La Biennale de Dakar est née de la volonté de l’Etat du Sénégal et des artistes du pays qui, depuis les années 70, organisent régulièrement des salons d’Art qui mettent à jour les différentes phases de l’évolution de la création artistique contemporaine.
A l'occasion de la 11e édition de la Biennale de Dakar, rencontre avec Babacar Mbaye Diop, directeur de l'évènement depuis février 2013.
Comment et pourquoi la Biennale de Dakar a-t-elle été créée ?
Ses origines remontent à 1990 avec une Biennale des Lettres qui avait réservé une place importante aux arts plastiques. En 1992, elle sera consacrée à l'art contemporain en général. C'est à partir de 1996, autour de la thématique Création artistique africaine et marché international de l'art, qu'elle fut définitivement consacrée à la création africaine contemporaine. A cette époque, les artistes africains n'avaient pas beaucoup de visibilité sur le plan international et c'est pourquoi l'Etat sénégalais voulait d'abord promouvoir les artistes africains. La Biennale de Dakar, encore appelée Dak'Art, rassemble une sélection des « meilleurs » artistes africains. Elle a été créée pour :
- Soutenir et favoriser la créativité, la promotion et la diffusion des arts visuels en Afrique
- Promouvoir les artistes plasticiens africains sur la scène internationale
- Favoriser le renforcement de la présence de l'Art africain contemporain sur le marché international de l'Art
- Contribuer au développement de la critique d'Art en Afrique et des publications sur l'Art et les artistes africains contemporains.

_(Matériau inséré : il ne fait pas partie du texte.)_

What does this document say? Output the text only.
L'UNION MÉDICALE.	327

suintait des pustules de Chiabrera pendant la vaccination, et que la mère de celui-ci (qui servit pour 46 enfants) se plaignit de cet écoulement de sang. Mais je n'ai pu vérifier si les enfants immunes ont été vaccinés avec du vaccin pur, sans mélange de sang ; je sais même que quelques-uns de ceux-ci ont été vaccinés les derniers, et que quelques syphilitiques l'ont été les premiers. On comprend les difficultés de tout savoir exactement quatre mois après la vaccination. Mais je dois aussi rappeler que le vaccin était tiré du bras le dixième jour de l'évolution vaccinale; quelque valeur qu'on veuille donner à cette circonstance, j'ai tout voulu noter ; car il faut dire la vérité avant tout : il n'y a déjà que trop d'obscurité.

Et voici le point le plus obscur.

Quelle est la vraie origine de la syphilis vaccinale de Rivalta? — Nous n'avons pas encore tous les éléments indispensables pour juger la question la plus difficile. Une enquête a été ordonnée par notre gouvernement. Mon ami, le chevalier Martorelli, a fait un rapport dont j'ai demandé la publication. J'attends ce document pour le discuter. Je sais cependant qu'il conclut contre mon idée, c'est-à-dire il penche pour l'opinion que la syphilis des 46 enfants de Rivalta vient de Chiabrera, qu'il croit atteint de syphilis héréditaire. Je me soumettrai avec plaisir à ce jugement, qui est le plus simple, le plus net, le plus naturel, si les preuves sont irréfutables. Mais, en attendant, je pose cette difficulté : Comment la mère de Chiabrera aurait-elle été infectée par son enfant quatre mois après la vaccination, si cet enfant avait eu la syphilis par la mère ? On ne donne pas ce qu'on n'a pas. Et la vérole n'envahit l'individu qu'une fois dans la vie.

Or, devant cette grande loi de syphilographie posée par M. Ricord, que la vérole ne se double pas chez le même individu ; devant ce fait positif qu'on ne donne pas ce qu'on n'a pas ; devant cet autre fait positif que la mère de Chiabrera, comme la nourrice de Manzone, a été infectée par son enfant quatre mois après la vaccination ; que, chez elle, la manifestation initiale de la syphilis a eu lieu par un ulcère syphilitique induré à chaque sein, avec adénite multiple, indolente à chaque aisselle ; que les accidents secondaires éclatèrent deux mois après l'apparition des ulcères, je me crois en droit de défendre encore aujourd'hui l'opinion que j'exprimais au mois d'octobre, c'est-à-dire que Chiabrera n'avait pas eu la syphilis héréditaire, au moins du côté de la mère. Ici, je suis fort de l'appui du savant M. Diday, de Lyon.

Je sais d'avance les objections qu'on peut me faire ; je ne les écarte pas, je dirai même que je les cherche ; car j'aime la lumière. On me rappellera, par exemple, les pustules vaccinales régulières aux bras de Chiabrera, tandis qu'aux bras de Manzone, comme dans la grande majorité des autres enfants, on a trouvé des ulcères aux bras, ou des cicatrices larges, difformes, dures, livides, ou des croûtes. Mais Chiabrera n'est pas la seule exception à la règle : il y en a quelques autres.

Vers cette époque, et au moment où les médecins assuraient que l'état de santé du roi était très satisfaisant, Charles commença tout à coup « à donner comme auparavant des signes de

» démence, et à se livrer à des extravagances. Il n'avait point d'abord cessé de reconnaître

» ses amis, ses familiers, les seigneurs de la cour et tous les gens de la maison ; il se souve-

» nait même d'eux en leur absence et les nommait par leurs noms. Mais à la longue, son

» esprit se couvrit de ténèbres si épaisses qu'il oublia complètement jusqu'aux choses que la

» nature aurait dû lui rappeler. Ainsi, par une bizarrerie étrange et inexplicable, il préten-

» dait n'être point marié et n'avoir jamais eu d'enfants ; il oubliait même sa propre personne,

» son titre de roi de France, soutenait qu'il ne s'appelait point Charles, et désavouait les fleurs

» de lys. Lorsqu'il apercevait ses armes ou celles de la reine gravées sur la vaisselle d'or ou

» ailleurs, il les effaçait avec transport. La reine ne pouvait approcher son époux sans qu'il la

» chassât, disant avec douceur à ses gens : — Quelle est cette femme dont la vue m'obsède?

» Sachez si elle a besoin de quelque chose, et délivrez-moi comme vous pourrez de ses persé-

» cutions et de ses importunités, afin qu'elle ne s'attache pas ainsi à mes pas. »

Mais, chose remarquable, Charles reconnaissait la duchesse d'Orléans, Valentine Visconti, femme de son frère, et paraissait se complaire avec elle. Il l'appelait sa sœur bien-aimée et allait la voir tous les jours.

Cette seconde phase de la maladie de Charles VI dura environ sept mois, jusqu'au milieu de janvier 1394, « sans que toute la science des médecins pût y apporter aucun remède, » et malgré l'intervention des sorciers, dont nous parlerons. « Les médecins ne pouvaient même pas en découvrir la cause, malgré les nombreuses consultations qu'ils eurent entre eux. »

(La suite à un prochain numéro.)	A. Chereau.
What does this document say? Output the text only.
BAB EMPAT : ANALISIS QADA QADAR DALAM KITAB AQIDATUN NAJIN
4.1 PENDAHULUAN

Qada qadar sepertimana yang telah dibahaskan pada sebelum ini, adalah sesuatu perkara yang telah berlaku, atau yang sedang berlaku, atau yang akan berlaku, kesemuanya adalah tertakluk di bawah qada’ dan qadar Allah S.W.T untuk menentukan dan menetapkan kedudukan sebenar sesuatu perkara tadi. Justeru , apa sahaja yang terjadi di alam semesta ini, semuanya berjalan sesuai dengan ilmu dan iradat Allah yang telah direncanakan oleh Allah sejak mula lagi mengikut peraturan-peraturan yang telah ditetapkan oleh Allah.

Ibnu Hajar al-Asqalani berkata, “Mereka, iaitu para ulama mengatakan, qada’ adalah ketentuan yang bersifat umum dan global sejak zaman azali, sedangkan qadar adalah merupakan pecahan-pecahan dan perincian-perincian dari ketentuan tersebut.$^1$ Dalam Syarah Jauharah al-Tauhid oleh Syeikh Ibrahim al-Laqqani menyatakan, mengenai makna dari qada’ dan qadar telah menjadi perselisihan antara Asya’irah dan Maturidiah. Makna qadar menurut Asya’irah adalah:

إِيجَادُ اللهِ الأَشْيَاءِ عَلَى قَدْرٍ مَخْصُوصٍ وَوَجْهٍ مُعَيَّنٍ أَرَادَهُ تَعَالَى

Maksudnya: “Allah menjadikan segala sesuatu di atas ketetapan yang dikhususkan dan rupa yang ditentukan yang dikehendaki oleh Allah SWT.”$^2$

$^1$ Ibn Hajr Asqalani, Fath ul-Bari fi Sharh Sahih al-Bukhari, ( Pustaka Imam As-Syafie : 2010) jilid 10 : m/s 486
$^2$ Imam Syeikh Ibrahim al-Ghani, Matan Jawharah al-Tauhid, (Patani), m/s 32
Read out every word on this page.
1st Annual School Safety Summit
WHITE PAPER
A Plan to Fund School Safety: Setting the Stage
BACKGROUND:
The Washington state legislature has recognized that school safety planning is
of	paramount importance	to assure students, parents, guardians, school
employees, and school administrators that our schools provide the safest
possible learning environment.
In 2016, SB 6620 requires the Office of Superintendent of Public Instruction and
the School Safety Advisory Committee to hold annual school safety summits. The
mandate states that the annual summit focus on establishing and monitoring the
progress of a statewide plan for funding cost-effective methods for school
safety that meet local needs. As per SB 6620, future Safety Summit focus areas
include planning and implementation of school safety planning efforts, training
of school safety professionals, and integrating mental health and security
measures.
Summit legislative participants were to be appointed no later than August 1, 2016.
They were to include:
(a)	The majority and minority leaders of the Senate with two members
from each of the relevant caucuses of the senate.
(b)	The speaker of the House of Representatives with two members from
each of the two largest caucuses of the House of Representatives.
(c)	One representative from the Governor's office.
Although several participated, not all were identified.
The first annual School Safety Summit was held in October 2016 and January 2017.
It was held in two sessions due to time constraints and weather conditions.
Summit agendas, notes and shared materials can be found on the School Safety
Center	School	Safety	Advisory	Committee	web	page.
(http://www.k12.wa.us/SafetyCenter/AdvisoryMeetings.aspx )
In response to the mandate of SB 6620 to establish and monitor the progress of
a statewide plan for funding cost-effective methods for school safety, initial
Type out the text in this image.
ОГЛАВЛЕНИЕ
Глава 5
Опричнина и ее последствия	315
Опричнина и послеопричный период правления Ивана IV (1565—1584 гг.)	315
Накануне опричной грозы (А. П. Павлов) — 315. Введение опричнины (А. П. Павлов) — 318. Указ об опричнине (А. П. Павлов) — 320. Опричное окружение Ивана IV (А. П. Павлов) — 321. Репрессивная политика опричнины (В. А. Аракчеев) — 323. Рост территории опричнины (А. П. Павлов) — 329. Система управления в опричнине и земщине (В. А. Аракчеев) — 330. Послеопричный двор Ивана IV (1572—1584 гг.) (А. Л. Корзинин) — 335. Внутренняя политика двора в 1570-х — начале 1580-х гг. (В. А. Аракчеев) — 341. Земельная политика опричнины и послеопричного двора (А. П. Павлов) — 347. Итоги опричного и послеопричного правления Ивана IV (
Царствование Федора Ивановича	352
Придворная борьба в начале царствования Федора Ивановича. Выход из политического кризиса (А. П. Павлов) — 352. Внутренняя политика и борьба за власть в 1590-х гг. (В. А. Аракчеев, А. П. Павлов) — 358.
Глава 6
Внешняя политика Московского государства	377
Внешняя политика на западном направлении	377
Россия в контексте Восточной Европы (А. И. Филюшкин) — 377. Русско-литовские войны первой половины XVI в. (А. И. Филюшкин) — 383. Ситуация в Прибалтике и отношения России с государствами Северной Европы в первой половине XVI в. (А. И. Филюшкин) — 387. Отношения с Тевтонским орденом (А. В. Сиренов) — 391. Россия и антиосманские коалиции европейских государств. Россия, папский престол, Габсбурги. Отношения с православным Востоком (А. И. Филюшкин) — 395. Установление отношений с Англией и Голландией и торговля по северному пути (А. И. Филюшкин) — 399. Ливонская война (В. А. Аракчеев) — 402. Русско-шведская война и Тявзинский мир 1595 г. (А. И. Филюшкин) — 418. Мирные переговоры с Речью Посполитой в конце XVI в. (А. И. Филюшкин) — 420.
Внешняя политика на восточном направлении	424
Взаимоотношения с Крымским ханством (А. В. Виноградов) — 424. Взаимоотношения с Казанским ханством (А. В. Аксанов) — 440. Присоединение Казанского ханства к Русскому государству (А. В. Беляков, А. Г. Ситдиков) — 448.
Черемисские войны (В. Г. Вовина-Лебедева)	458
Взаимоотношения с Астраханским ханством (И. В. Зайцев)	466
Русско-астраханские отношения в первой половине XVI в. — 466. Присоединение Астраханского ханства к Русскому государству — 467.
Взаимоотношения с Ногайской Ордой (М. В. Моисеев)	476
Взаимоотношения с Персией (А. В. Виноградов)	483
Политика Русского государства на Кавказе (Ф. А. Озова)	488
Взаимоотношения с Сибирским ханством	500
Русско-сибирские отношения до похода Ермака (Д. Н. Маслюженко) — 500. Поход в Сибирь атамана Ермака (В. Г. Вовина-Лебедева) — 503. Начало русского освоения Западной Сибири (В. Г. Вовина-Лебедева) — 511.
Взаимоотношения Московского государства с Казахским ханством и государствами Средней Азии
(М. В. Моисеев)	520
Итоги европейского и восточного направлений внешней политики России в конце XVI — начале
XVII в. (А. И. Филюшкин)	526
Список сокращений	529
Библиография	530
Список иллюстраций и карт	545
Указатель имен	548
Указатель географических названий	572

Selon quel processus et quels critères les artistes sont-ils sélectionnés ?
Il faut d'abord nommer un commissaire et ses assistants ou un collège de commissaires. Faire ensuite un appel à candidatures pour les artistes. La sélection des artistes pour l'exposition internationale est assurée par les commissaires connus pour leur expérience dans le domaine des arts visuels. En plus de la sélection des dossiers d'artistes, les commissaires ont aussi la responsabilité de nous proposer des artistes (8 artistes chacun pour cette édition 2014) avec leur dossier complet.
En tant que directeur depuis un an, aviez-vous des changements particuliers que vous souhaitiez apporter à ce projet ?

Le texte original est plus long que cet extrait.